Personal information
- Born: June 29, 1994 (age 31) Madisonville, Kentucky, U.S.
- Listed height: 6 ft 3 in (1.91 m)
- Listed weight: 220 lb (100 kg)

Career information
- High school: Madisonville North Hopkins
- College: Michigan
- NFL draft: 2017: 6th round, 197th overall pick

Career history
- New York Jets (2017–2018); Seattle Dragons (2020); Saskatchewan Roughriders (2021–2023);

Career CFL statistics
- Total tackles: 42
- Forced fumbles: 2
- Interceptions: 1
- Stats at CFL.ca
- Stats at Pro Football Reference

= Jeremy Clark (defensive back) =

American football player (born 1994)

Jeremy Clark (born June 29, 1994) is an American professional football cornerback. He played college football at Michigan, and was selected by the New York Jets in the sixth round in the 2017 NFL draft.

==Early life==
Clark was lettered twice in track and field while in high school. He also was selected to the Kentucky Bluegrass all-star and all-state first-team.

==Professional career==
Clark was selected by the New York Jets in the sixth round, 197th overall pick in the 2017 NFL draft. He was placed on the reserve/non-football injury (NFI) list due to an ACL injury he suffered back in college. He was activated off NFI to the active roster on December 8, 2017.

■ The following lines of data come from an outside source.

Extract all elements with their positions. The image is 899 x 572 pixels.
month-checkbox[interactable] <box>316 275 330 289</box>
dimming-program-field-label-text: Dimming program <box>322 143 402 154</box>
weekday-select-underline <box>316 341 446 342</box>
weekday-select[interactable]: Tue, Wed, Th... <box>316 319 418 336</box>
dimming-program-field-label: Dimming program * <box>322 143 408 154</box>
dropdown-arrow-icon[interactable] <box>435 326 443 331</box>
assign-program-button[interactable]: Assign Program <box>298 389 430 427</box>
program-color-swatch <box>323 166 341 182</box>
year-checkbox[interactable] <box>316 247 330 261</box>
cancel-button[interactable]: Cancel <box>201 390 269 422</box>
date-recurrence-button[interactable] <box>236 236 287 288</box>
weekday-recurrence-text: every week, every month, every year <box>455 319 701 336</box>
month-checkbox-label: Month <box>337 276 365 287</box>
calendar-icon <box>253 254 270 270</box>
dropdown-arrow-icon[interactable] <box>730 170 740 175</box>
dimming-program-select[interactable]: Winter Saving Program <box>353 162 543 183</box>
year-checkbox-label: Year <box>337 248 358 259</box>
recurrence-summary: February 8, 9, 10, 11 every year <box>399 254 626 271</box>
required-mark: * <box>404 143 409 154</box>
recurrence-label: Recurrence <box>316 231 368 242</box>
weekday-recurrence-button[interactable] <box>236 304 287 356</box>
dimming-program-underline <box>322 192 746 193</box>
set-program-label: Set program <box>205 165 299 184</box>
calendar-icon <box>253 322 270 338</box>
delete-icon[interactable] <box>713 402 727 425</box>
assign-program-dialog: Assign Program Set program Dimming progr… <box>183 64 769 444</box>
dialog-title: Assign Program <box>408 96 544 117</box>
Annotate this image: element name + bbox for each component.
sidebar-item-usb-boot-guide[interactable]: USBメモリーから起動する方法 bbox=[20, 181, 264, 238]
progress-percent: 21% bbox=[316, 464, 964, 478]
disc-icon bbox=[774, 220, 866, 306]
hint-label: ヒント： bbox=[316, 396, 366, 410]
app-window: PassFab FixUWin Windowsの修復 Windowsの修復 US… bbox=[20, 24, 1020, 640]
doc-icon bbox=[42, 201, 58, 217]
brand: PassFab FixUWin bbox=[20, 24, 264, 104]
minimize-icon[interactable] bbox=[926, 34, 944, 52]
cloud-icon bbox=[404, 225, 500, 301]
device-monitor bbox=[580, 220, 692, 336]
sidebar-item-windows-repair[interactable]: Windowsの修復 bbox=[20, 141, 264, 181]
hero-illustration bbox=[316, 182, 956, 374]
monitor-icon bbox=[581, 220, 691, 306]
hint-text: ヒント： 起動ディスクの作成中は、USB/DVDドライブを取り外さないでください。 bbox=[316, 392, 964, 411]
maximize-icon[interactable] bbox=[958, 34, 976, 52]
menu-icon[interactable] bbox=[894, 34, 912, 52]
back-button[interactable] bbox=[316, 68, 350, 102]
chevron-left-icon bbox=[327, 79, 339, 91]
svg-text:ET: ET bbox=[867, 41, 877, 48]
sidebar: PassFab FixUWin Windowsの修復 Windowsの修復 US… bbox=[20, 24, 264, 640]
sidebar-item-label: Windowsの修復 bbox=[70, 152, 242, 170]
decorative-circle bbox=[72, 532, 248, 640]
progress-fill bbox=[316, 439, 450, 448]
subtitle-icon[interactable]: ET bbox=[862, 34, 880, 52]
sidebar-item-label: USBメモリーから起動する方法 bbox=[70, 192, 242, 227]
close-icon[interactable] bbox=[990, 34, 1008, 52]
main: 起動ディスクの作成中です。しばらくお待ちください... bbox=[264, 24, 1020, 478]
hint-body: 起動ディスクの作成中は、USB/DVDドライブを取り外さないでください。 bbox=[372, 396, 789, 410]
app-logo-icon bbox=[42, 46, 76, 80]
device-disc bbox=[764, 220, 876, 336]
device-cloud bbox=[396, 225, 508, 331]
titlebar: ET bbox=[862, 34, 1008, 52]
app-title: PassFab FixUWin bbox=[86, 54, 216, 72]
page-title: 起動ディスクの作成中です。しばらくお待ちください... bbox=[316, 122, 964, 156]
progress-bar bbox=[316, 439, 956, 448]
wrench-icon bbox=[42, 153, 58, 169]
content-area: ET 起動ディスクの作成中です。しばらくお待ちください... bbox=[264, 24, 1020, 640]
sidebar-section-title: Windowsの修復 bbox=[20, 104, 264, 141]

On September 1, 2018, Clark was waived by the Jets and was signed to the practice squad the next day. He was promoted to the active roster on December 1, 2018.

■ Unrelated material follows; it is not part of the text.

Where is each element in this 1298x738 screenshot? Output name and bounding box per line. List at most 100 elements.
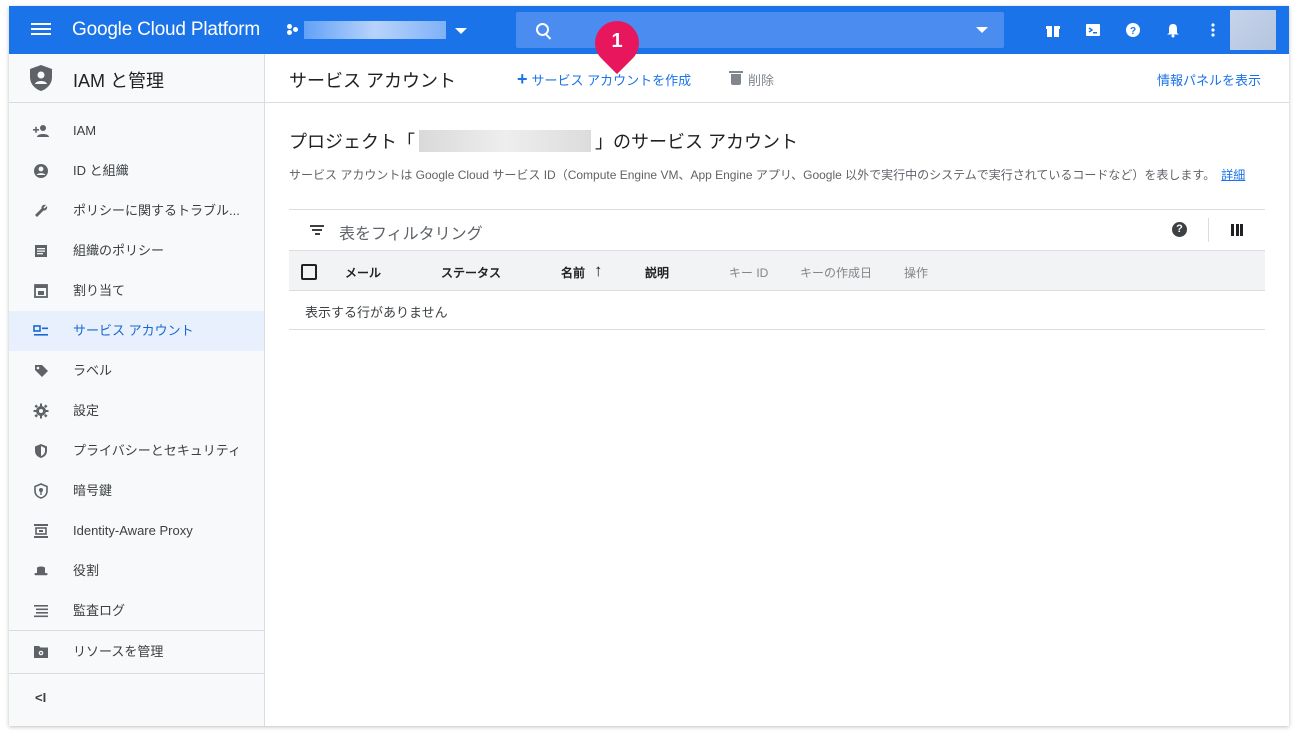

On August 4, 2019, Clark was waived/injured by the Jets. After clearing waivers, he was placed on injured reserve on August 5. He was waived from injured reserve on September 2.

Clark signed with the Seattle Dragons of the XFL in December 2019. He had his contract terminated when the league suspended operations on April 10, 2020.

Clark signed with the Saskatchewan Roughriders of the Canadian Football League on December 21, 2020.

On February 13, 2024, he became a free agent.